Autonomous ErgoChair: a review

Autonomous ErgoChair

The Autonomous ErgoChair. It also comes in all sorts of much more interesting colors.

Before getting to the brass tacks of this post – a review of an office chair made by a company called Autonomous – I’d like to get on the record that Autonomous is an interesting-as-hell company. I mean, how many other outfits selling sit-stand desks or tabletop sit-stand desk adapters also offer, for all of $19, a corrugated fold-out (called, appropriately, Cardboard) that, with some extremely basic origami, converts any table or desk into a standing desk? Much less also produce, as Autonomous also does, a telepresence robot (in this case named Clone)?

Autonomous ErgoChair

The ErgoChair cuts a sharp figure from behind.

Autonomous’s office chair, called the ErgoChair, is closer to the mainstream of office accoutrements than is the Clone. It’s also something I was looking for right around the time the folks at Autonomous reached out and offered up an ErgoChair for review. (They also offered up a SmartDesk 2 standing desk, which I reviewed here).

I have sat in the ErgoChair for a solid week now, in fact sitting much more than I otherwise would have given the sit-stand desk I use. I have done this extra sitting after a decade or so of using what was, at the time, a similarly priced Office Depot chair (which is to say, not a cheap office chair). And I write this review having spent a few months earlier in my career – at a doomed dot-com, appropriately – with a gold-standard Aeron office chair. Given these facts, and perhaps most importantly the fact that that my body (male, five-foot-ten, 170ish pounds, given to slouching) is not your body anyway, take my view on this piece of mail-order office furniture as one man’s opinion.

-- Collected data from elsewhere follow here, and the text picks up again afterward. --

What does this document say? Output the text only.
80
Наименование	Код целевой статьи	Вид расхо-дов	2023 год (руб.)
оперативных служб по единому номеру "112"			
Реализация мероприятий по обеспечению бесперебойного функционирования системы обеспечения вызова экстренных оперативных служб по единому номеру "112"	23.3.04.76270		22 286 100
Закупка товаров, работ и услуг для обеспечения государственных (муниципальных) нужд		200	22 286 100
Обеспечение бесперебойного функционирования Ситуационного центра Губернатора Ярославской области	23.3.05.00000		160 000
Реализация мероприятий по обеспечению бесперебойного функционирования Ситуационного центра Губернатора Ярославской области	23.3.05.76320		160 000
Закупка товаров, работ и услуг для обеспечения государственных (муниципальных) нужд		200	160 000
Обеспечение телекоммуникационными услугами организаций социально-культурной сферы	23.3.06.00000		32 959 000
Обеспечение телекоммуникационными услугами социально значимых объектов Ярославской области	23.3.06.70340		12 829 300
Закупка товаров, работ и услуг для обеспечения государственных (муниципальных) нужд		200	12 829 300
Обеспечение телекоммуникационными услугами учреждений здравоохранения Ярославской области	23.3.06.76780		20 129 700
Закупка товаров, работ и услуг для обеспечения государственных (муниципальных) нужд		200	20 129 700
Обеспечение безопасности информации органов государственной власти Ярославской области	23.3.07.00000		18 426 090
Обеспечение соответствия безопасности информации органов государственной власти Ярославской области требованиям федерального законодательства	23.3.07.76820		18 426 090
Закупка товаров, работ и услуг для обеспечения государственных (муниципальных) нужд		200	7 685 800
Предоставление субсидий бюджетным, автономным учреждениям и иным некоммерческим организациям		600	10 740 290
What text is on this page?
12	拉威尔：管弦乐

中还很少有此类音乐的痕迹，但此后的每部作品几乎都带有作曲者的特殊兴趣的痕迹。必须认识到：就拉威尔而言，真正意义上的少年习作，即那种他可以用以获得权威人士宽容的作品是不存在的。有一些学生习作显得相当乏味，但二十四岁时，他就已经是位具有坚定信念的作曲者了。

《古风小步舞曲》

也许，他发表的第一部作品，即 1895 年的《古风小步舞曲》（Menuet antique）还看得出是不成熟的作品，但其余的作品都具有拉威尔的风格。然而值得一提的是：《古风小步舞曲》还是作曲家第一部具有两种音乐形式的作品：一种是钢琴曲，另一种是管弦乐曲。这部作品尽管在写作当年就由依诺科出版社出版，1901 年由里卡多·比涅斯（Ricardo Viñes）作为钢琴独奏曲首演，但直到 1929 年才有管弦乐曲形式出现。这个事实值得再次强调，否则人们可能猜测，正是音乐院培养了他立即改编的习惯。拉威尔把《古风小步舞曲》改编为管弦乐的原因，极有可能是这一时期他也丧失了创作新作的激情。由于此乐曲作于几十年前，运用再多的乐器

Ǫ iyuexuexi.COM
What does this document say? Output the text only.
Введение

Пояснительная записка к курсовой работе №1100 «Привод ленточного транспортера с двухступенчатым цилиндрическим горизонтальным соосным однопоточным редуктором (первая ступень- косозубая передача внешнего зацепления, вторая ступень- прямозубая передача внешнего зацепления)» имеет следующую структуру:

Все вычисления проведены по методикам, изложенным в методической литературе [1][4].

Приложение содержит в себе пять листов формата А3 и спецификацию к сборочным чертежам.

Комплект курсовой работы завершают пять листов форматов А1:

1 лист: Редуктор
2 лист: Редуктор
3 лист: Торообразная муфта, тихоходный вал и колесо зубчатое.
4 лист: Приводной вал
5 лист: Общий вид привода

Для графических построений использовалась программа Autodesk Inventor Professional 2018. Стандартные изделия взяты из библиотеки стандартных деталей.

My view is that the ErgoChair is a really good office chair. It is wildly adjustable (while I’m always happy to delve into mechanical detail, it’s more efficient for us both to check out Autonomous’s YouTube video showing as much – plus the music is uplifting). The armrests raise and lower substantial amounts and slide both forwards-and-backwards and sideways. The seat tilts. It also lifts up. There’s excellent lumbar support. The headrest, which like the back of the chair is mesh and stays cool, is also adjustable (vertically as well as tilt angle). The coolest adjustment, though, is the chair’s ability (also adjustable) to lean back to the point that you’re well into recliner territory.

The ErgoChair comes extremely well-packed in a box whose contents took about 45 minutes to convert from sturdy components into an actual chair – with the help of, no surprise, an ergonomic Allen wrench that Autonomous includes.

Working from a home office, my naps can happen on the family room carpet under the dog’s watchful gaze. In an office environment, napping on the lobby carpet under the receptionist’s watchful gaze might well be frowned upon. With an ErgoChair, you could just lean way back and nod off. Bosses beware. (Or maybe bosses should just embrace: there’s no shortage of data showing that short naps are in fact productivity boosters).

And if you care – and despite not wanting to care, I care, given that the home office is a converted dining room about eight feet from the front door – the ErgoChair looks modern and sharp. I chose a black-on-black model, but there are tons of color options, most more interesting than my selection.

For comparison’s sake, my aging, similarly priced office chair adjusted nicely but had a less-flexible back. At times, during the first couple of days using the ErgoChair, I found myself leaning back and being surprised by the give (which itself is adjustable). This passed with time.

The only aspect of the chair I miss from my older model is the seat itself. I sort of sank into the old Office Depot model. The ErgoChair’s seat is soft to the touch but, if it were a mattress, it would be classified as firm. I’ve gotten used to this, too. And frankly, for those of us who stand half the day or longer anyway, a slightly harder chair is as much a positive as a negative. You don’t sink in and find yourself on your duff slouching severely seven hours later. Certainly the ErgoChair seat is soft enough for napping either way.

The ErgoChair is not the best office chair money can buy. If you care to spend five times more, you can pick up a Herman Miller Embody, for example. Or feel free to snag an Aeron for two-three times the price. But for $299 plus $39 shipping, you’ll be hard pressed to find a better chair than the Autonomous ErgoChair. One man’s opinion, of course.